Third quarter 2016 commentary

24 Oct 2016

By Shadforth Financial Group

RBA cuts the cash rate again
The Reserve Bank of Australia (RBA) cut the official cash rate by 25 basis points to 1.50 per cent in the September quarter. The rate cut was widely anticipated and thus shrugged off by equity markets and the Australian dollar, which hit over US77c during the quarter. Consumer price index data was an important catalyst for the rate cut, with June quarter headline inflation recording 0.4 per cent in the three months through June and the annual rate falling to 1.0 per cent, well below the RBA’s target of two to three per cent. The big four banks upset consumers by only passing on part of the 25 basis point rate cut. Commonwealth Bank reduced its standard variable mortgage rate by 13 basis points, National Australia Bank by 10 basis points, ANZ by 12 basis points and Westpac by 14 basis points. However, the big banks surprised the market by increasing term deposit rates by between 50-85 basis points, which will make them more competitive against the smaller players more reliant on the deposit market.

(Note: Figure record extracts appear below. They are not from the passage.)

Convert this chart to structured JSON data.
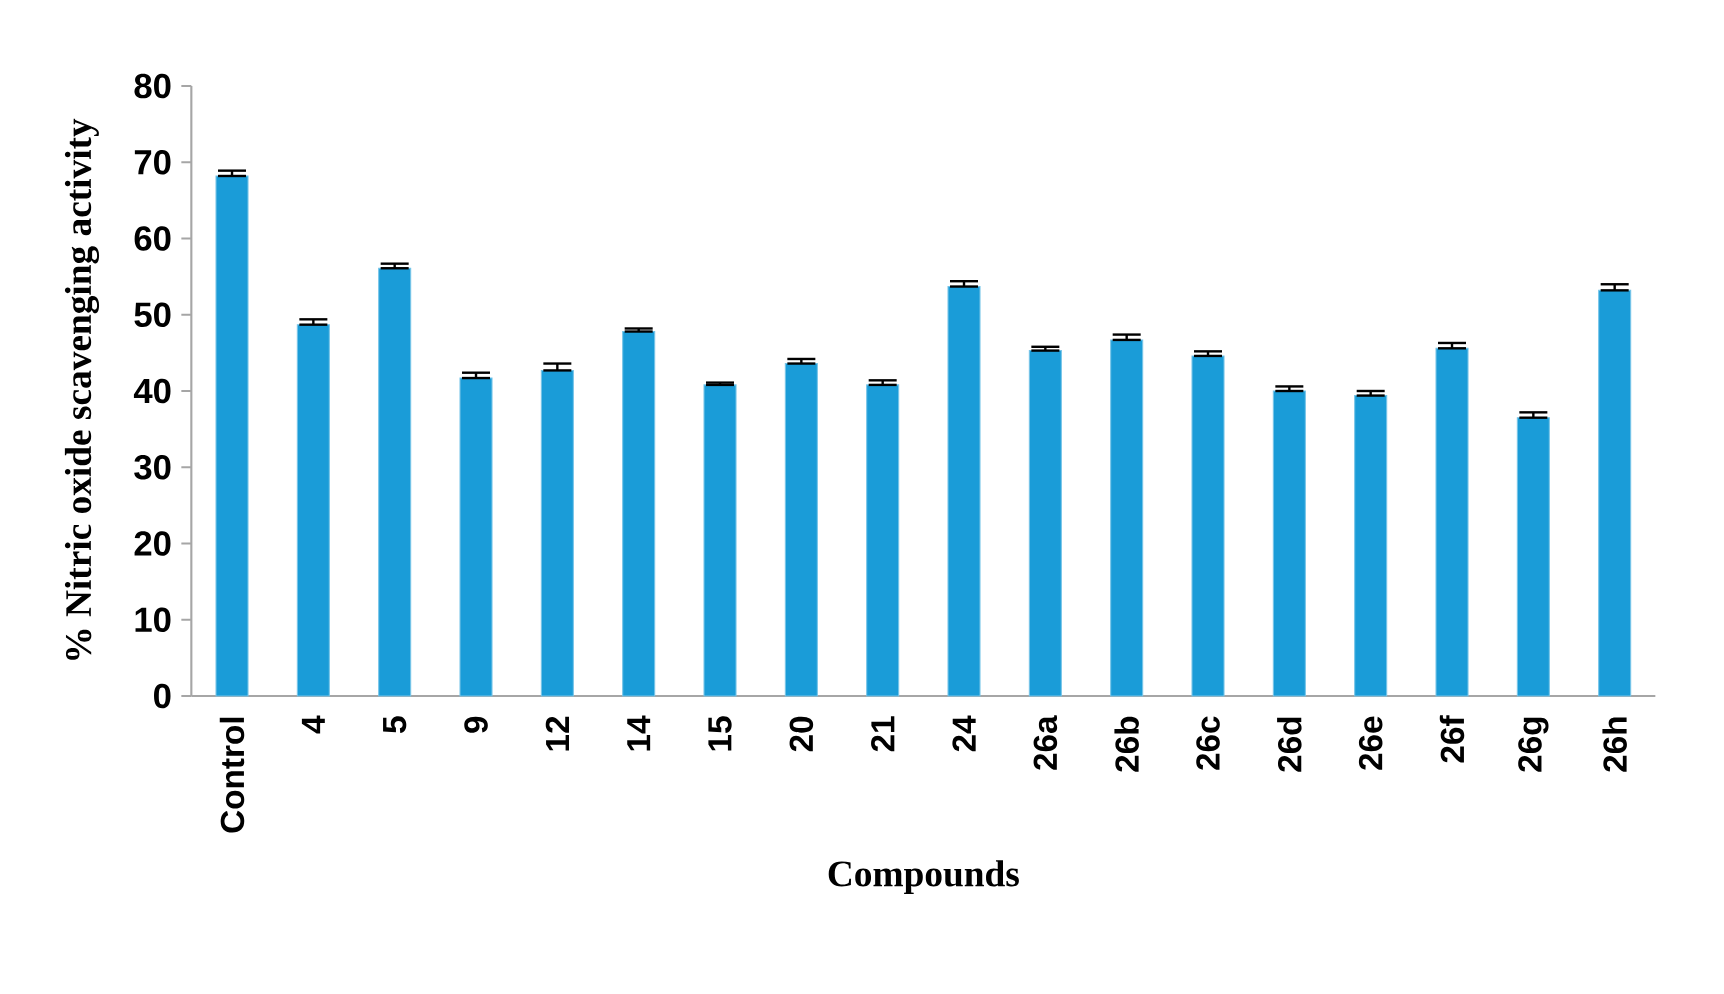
{
  "chart_data": {
    "type": "bar",
    "xlabel": "Compounds",
    "ylabel": "% Nitric oxide scavenging  activity",
    "categories": [
      "Control",
      "4",
      "5",
      "9",
      "12",
      "14",
      "15",
      "20",
      "21",
      "24",
      "26a",
      "26b",
      "26c",
      "26d",
      "26e",
      "26f",
      "26g",
      "26h"
    ],
    "values": [
      68.2,
      48.7,
      56.1,
      41.7,
      42.7,
      47.8,
      40.8,
      43.6,
      40.8,
      53.7,
      45.3,
      46.7,
      44.6,
      40.0,
      39.4,
      45.6,
      36.5,
      53.2
    ],
    "errors": [
      [
        68.2,
        68.9
      ],
      [
        48.7,
        49.4
      ],
      [
        56.1,
        56.7
      ],
      [
        41.7,
        42.4
      ],
      [
        42.7,
        43.6
      ],
      [
        47.8,
        48.2
      ],
      [
        40.8,
        41.1
      ],
      [
        43.6,
        44.2
      ],
      [
        40.8,
        41.4
      ],
      [
        53.7,
        54.4
      ],
      [
        45.3,
        45.8
      ],
      [
        46.7,
        47.4
      ],
      [
        44.6,
        45.2
      ],
      [
        40.0,
        40.6
      ],
      [
        39.4,
        40.0
      ],
      [
        45.6,
        46.3
      ],
      [
        36.5,
        37.2
      ],
      [
        53.2,
        54.0
      ]
    ],
    "color": "#1a9cd8",
    "ylim": [
      0,
      80
    ],
    "yticks": [
      0,
      10,
      20,
      30,
      40,
      50,
      60,
      70,
      80
    ],
    "grid": false
  }
}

Japan’s failed attempt at reaching two per cent inflation
The Bank of Japan (BOJ) brought into focus the challenge central banks face reviving growth and inflation despite the use of quantitative easing and, in Japan’s case, negative interest rates. Inflation in Japan recorded -0.4 per cent in July, nowhere near the target of two per cent. As a consequence, the BOJ has announced an innovative approach to reaching its inflation target. The BOJ is moving from focusing on quantity under its quantitative easing program to yield curve targeting. The focus will be on steepening the yield curve by buying more short dated bonds rather than long dated bonds in order to anchor 10-year government bond yields at around zero per cent. This approach should positively impact bank profitability since banks borrow short term and lend long term, as well as insurance companies and pension funds buying longer dated bonds.

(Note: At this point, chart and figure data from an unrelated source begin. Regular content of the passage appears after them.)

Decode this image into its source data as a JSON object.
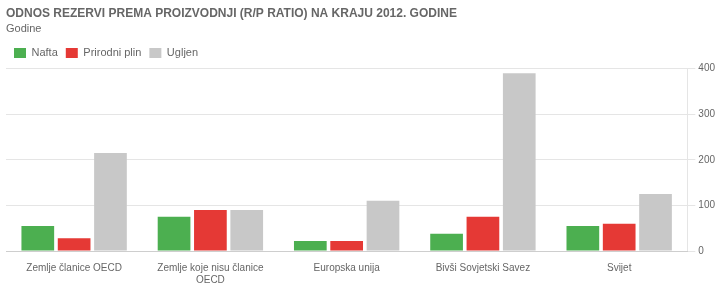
{
  "chart_data": {
    "type": "bar",
    "title": "ODNOS REZERVI PREMA PROIZVODNJI (R/P RATIO) NA KRAJU 2012. GODINE",
    "subtitle": "Godine",
    "categories": [
      "Zemlje članice OECD",
      "Zemlje koje nisu članice\nOECD",
      "Europska unija",
      "Bivši Sovjetski Savez",
      "Svijet"
    ],
    "series": [
      {
        "name": "Nafta",
        "color": "#4caf50",
        "values": [
          55,
          75,
          22,
          38,
          55
        ]
      },
      {
        "name": "Prirodni plin",
        "color": "#e53935",
        "values": [
          28,
          90,
          22,
          75,
          60
        ]
      },
      {
        "name": "Ugljen",
        "color": "#c8c8c8",
        "values": [
          215,
          90,
          110,
          390,
          125
        ]
      }
    ],
    "ylim": [
      0,
      400
    ],
    "yticks": [
      0,
      100,
      200,
      300,
      400
    ],
    "grid": true,
    "legend": "upper left"
  }
}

Monetary policy divergence continues to be diluted
The U.S. Federal Reserve (U.S. Fed) went another quarter without raising interest rates, but was at times more cautious in its press releases in an attempt to restore some credibility with the market. The world’s central bankers descended on Jackson Hole, Wyoming in August for their annual economic symposium, this year titled ‘Designing Resilient Monetary Policy Frameworks for the Future’. However, markets were more focused on Janet Yellen’s speech for guidance on future U.S. interest rate hikes and she delivered, indicating that ‘the case for an increase in the federal funds rate has strengthened in recent months’. This sent the probability of a September rate hike soaring to 52 per cent, but the U.S. Fed maintained the federal funds rate in the target range of 0.25-0.50 per cent due to mixed labour market data and inflation continuing to run well below the target of two per cent. This helped U.S. equities hit an all-time high, with the S&P 500 climbing to just below 2,200 points. Federal Reserve members were divided in the meeting though, with three of the ten voting members preferring an immediate 25 basis point hike, adding to our view that the U.S. Fed is on track for monetary policy tightening in December.

OPEC – Close to reaching a deal on a crude oil production cut?
The price of crude oil soared to just below US$48 in September after OPEC surprised the market, indicating that a production cut is necessary to lift prices. OPEC proposed a cut to 32.5-33 million barrels a day, a reduction of up to 700 thousand barrels a day on August production levels. This sent crude oil soaring five per cent despite indications that output quotas won’t be finalised until the official OPEC meeting in November. We remain sceptical of the market reaction because a formal agreement has not yet been reached, only a thought out market announcement that keeps the carrot in front of the donkey. It is, however, a move in the right direction for OPEC, and one that is needed for countries like Saudi Arabia whose fiscal deficit is 13.5 per cent of GDP.